For men, the explanation is obvious. The euphoric sensation is necessary to release sperm, which then fertilizes a woman’s egg. But for women, having an orgasm is not needed for reproduction, leaving scientists — and other curious types — to ponder what greater biological purpose, if any, it serves.

Now researchers from Yale University and the Cincinnati Children’s Hospital suggest the answer can be found by delving into the past. In early mammals, the female orgasm was a reflex occurring during sex that caused the release of an egg.

Over time, they say, some female mammals evolved to ovulate spontaneously every month. Others, such as rabbits and cats, still rely on orgasms to induce ovulation.

Yet in all females, there is a surge of hormones released in the process.

The researchers published their findings earlier this week in the Journal of Experimental Zoology-Molecular and Developmental Evolution.
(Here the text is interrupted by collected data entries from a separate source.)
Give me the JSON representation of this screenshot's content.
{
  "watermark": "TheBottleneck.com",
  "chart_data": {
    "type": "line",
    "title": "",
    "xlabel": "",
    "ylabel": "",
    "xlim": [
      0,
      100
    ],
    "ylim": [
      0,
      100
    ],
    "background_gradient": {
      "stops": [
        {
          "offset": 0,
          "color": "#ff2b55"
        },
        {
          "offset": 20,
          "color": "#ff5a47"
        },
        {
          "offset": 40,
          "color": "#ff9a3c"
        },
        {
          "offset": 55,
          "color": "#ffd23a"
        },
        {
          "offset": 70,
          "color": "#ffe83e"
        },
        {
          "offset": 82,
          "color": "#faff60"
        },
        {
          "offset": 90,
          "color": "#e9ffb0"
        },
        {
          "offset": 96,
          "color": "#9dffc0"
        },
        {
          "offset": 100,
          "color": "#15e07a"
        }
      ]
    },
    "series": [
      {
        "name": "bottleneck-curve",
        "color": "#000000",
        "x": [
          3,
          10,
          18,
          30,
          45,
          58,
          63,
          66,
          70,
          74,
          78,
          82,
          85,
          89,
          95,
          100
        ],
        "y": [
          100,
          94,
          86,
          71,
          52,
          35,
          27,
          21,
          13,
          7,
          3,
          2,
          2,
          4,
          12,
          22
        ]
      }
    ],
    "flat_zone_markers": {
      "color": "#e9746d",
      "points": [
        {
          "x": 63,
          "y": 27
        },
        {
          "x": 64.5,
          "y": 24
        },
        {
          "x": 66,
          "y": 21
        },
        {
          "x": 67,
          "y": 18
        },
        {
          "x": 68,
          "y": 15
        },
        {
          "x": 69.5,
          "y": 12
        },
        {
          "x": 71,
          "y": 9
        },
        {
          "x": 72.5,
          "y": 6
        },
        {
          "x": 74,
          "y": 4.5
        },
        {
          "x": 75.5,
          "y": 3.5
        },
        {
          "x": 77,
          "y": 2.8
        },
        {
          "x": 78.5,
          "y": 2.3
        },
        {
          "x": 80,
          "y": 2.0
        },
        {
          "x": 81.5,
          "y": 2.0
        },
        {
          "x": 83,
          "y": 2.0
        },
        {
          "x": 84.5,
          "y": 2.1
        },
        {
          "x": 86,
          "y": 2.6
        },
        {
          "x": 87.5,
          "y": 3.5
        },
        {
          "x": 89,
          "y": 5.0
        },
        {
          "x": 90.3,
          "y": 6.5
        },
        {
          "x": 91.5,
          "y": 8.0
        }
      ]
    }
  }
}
“Prior studies have tended to focus on evidence from human biology and the modification of a trait rather than its evolutionary origin,” Gunter Wagner, an ecology and evolutionary biology professor at Yale University, said in a news release.

The fact that human females often experience orgasms “unreliably” during sexual intercourse also contributes to the idea that its function is not reproductive, the researchers noted in their study.

But other scientists argue that the female orgasm does have a role in reproduction — enhancing bonding.